Movie trends usually come and go within a year or two, but one trend that seems to have remained consistent is the tendency for more and more films to be shot in widescreen "Scope" format -- the 2.35:1 aspect ratio rather than narrower screen formats.
We've most recently seen this with animated movies. For many years, a huge majority of animated films were shot in non-wide formats. Disney experimented with 'Scope in the '50s, but gave up on it pretty quickly. (Which was a very good decision, since TV broadcasts were so important to his movies, and by not using widescreen, he made the films much more TV-friendly.) All the '90s Disney movies and Pixar movies were in non-wide aspect ratios. When Brad Bird made The Iron Giant in Panavision, he was, as with much else about that film, going against the grain. But now, widescreen is common for animated features, and not just Brad Bird features: John Lasseter switched to 2.35:1 for Cars, Andrew Stanton used 'Scope for Wall-E, and over at DreamWorks, Kung Fu Panda is their first 2.35:1 movie.

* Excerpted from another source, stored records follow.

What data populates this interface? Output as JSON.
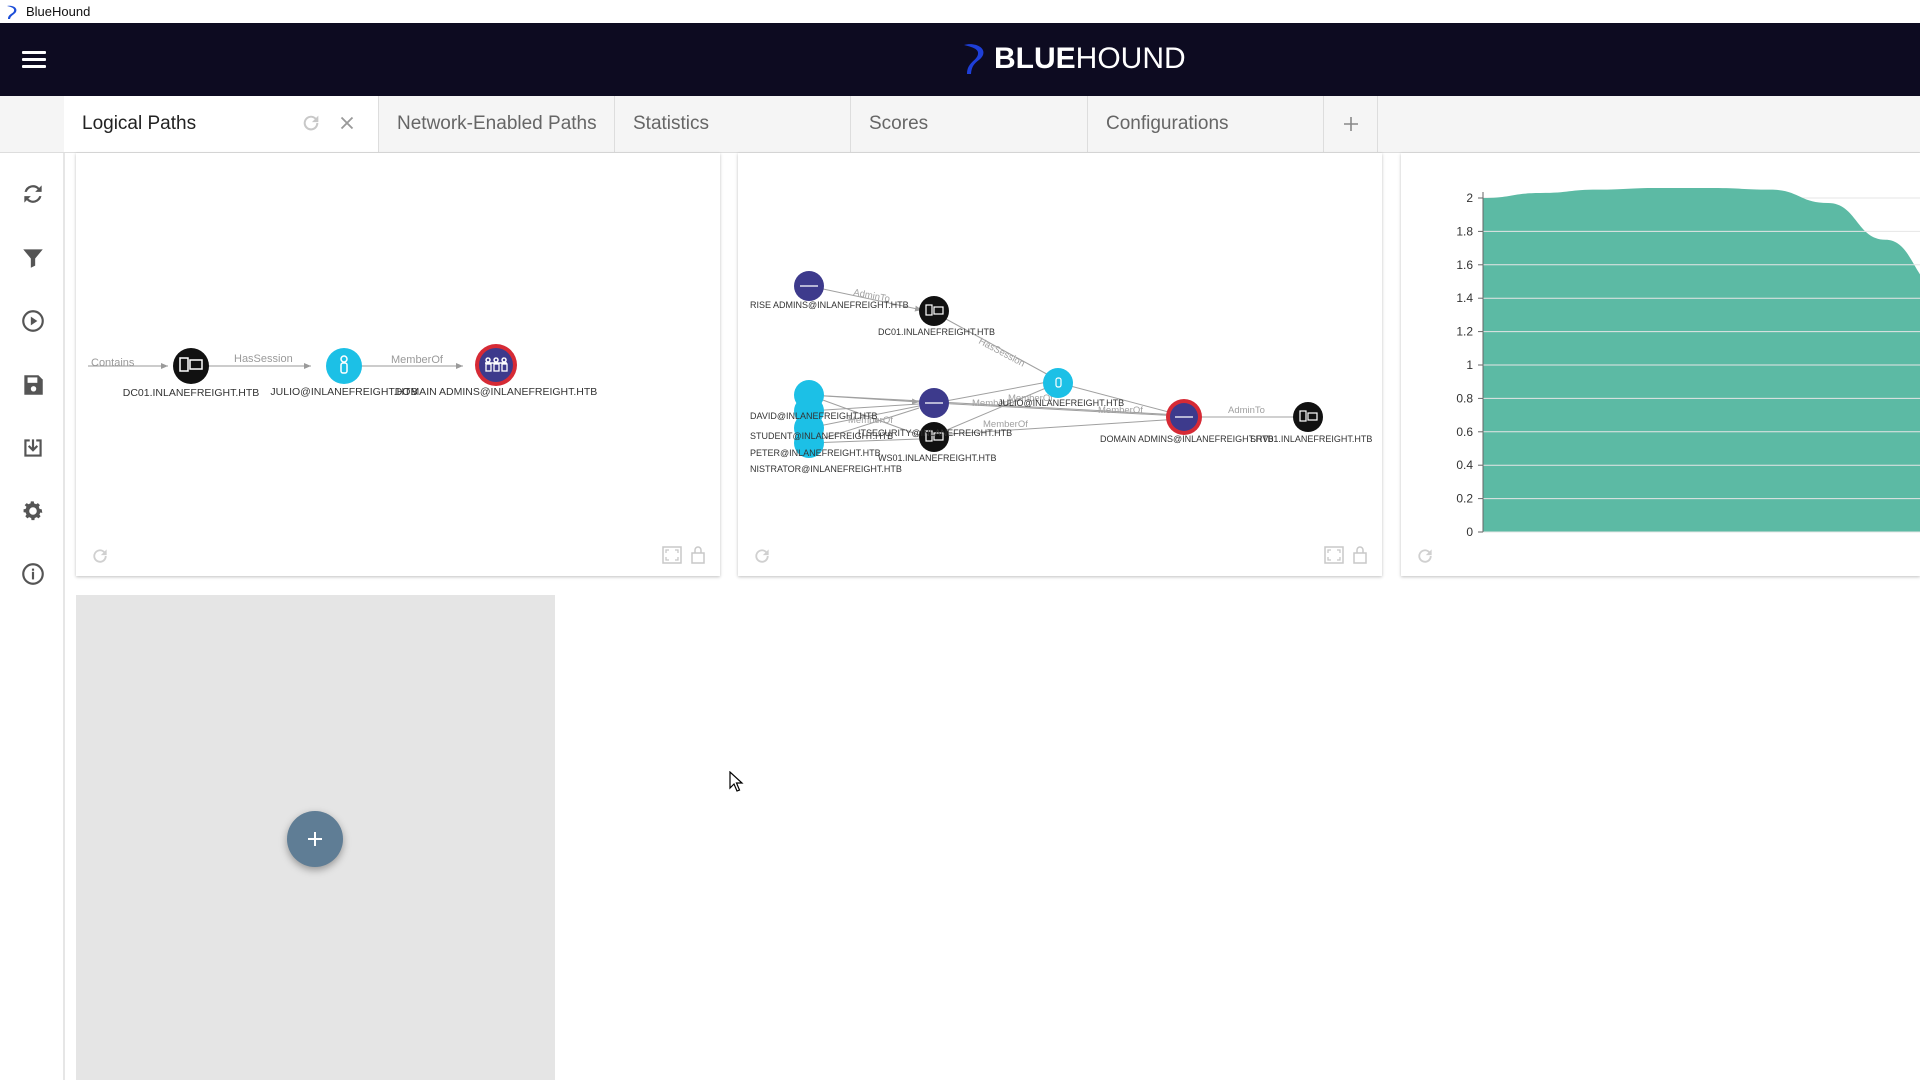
{
  "window": {
    "title": "BlueHound"
  },
  "header": {
    "brand_bold": "BLUE",
    "brand_light": "HOUND"
  },
  "tabs": [
    {
      "label": "Logical Paths",
      "active": true
    },
    {
      "label": "Network-Enabled Paths"
    },
    {
      "label": "Statistics"
    },
    {
      "label": "Scores"
    },
    {
      "label": "Configurations"
    }
  ],
  "colors": {
    "header_bg": "#0d0b21",
    "user_node": "#1cc0e6",
    "group_node": "#3d3a8c",
    "computer_node": "#111111",
    "highlight_ring": "#d62a35",
    "area_fill": "#5cbaa4",
    "fab": "#5f7d95"
  },
  "sidebar": {
    "icons": [
      "refresh-icon",
      "filter-icon",
      "play-icon",
      "save-icon",
      "download-icon",
      "gear-icon",
      "info-icon"
    ]
  },
  "graph1": {
    "edges": [
      "Contains",
      "HasSession",
      "MemberOf"
    ],
    "nodes": [
      "DC01.INLANEFREIGHT.HTB",
      "JULIO@INLANEFREIGHT.HTB",
      "DOMAIN ADMINS@INLANEFREIGHT.HTB"
    ]
  },
  "graph2": {
    "edges": [
      "AdminTo",
      "HasSession",
      "MemberOf",
      "MemberOf",
      "MemberOf",
      "MemberOf",
      "MemberOf",
      "AdminTo"
    ],
    "nodes": [
      "RISE ADMINS@INLANEFREIGHT.HTB",
      "DC01.INLANEFREIGHT.HTB",
      "JULIO@INLANEFREIGHT.HTB",
      "DAVID@INLANEFREIGHT.HTB",
      "STUDENT@INLANEFREIGHT.HTB",
      "PETER@INLANEFREIGHT.HTB",
      "NISTRATOR@INLANEFREIGHT.HTB",
      "ITSECURITY@INLANEFREIGHT.HTB",
      "WS01.INLANEFREIGHT.HTB",
      "DOMAIN ADMINS@INLANEFREIGHT.HTB",
      "SRV01.INLANEFREIGHT.HTB"
    ]
  },
  "chart_data": {
    "type": "area",
    "y_ticks": [
      "2",
      "1.8",
      "1.6",
      "1.4",
      "1.2",
      "1",
      "0.8",
      "0.6",
      "0.4",
      "0.2",
      "0"
    ],
    "ylim": [
      0,
      2
    ],
    "x": [
      0,
      1,
      2,
      3,
      4,
      5,
      6,
      7,
      8
    ],
    "y": [
      2.0,
      2.03,
      2.05,
      2.06,
      2.06,
      2.05,
      1.97,
      1.75,
      1.45
    ],
    "grid": true,
    "series": [
      {
        "values": [
          2.0,
          2.03,
          2.05,
          2.06,
          2.06,
          2.05,
          1.97,
          1.75,
          1.45
        ]
      }
    ]
  }
}
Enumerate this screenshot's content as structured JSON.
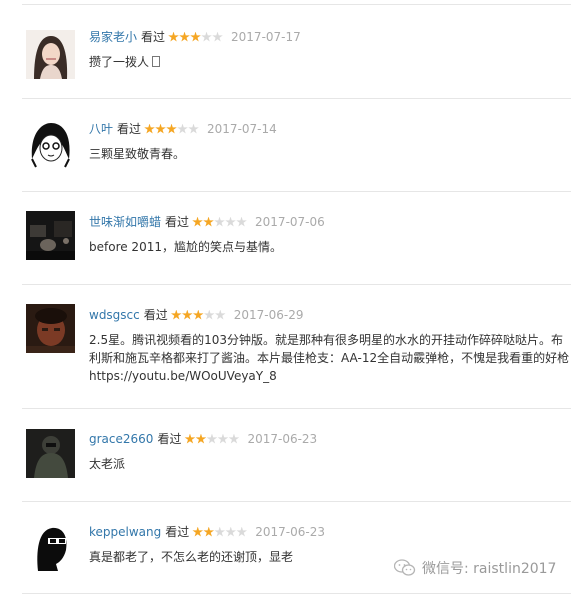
{
  "comments": [
    {
      "user": "易家老小",
      "watched": "看过",
      "rating": 3,
      "date": "2017-07-17",
      "text": [
        "攒了一拨人"
      ],
      "trailing_box": true,
      "avatar": "woman"
    },
    {
      "user": "八叶",
      "watched": "看过",
      "rating": 3,
      "date": "2017-07-14",
      "text": [
        "三颗星致敬青春。"
      ],
      "avatar": "sketch"
    },
    {
      "user": "世味渐如嚼蜡",
      "watched": "看过",
      "rating": 2,
      "date": "2017-07-06",
      "text": [
        "before 2011，尴尬的笑点与基情。"
      ],
      "avatar": "room"
    },
    {
      "user": "wdsgscc",
      "watched": "看过",
      "rating": 3,
      "date": "2017-06-29",
      "text": [
        "2.5星。腾讯视频看的103分钟版。就是那种有很多明星的水水的开挂动作碎碎哒哒片。布",
        "利斯和施瓦辛格都来打了酱油。本片最佳枪支：AA-12全自动霰弹枪，不愧是我看重的好枪",
        "https://youtu.be/WOoUVeyaY_8"
      ],
      "avatar": "face"
    },
    {
      "user": "grace2660",
      "watched": "看过",
      "rating": 2,
      "date": "2017-06-23",
      "text": [
        "太老派"
      ],
      "avatar": "soldier"
    },
    {
      "user": "keppelwang",
      "watched": "看过",
      "rating": 2,
      "date": "2017-06-23",
      "text": [
        "真是都老了，不怎么老的还谢顶，显老"
      ],
      "avatar": "silhouette"
    }
  ],
  "watermark": {
    "text": "微信号: raistlin2017",
    "icon": "wechat-icon"
  },
  "colors": {
    "username": "#3377aa",
    "star_on": "#f5a623",
    "star_off": "#dadada",
    "date": "#aaaaaa"
  }
}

I keep seeing this all over the place, where movies that a few years ago would definitely not have been widescreen are being done in widescreen. And more filmmakers seem to be switching to the format for their recent pictures; the Coen Brothers almost never used 'Scope unless it was for an epic subject like O Brother, Where Art Thou?, but when they made No Country For Old Men, a crime drama that they would normally have shot in 1.85:1, they shot it in widescreen. Martin Scorsese did most of his movies in 1.85:1 in the '70s and '80s; now almost every movie he makes is in 'Scope. And so on.
In the '70s and '80s there was a trend for moviemakers to switch the other way, from wide to non-wide, as a backlash against the overuse of 'Scope in the '50s and '60s. (Like at Fox where they mandated that every film they made had to be 'Scope, no matter what the subject.) The late Sydney Pollack, as I said in an earlier post, made every movie in 'Scope up to the mid-'80s and then switched. By the '90s, the general rule was that a movie would not be in 'Scope unless it was a big subject -- action movie, epic -- or unless the director preferred 'Scope for some specific reason. (I.e. a director like Blake Edwards who just preferred to compose shots that way.) Now it seems like unless a director specfically prefers 1.85:1, like Sofia Coppola, Judd Apatow, a few others -- the "default" format for a movie is 'Scope.
I can't quite figure out why this has happened. Maybe it has something to do with the increased availability of widescreen TVs; directors want the theatre experience to be different from watching at home, and that's harder to come by if the movie screen is the same shape as a modern TV screen. Another possibility is that modern cinematographers tend to prefer widescreen and unless the director has a strong preference one way or the other, a director will tend to go along with what the cinematographer wants. Bill Clothier, the great photographer of Westerns said in a (surprisingly acerbic) interview that he preferred 2.35:1 because it allowed for more interesting compositions than 1.85:1; he hated that aspect ratio because it was a weak middle ground between the old 1.33:1 shape and the wide screen, and didn't have the advantages of either format. (1.33:1 is a great format for medium close-ups, two-character dances, and stuff like that; 'Scope is good for tighter close-ups and panoramic shots. 1.85:1 is kind of just there.) Other cinematographers like Gordon Willis have said that 2.35:1 is their favorite and that they would have liked to use it more often than they did. Maybe a new generation of cinematographers is just getting its way. That doesn't explain the rise of 2.35:1 in animation, though.
Update: As noted in comments, Pixar did make one widescreen movie in the '90s, A Bug's Life.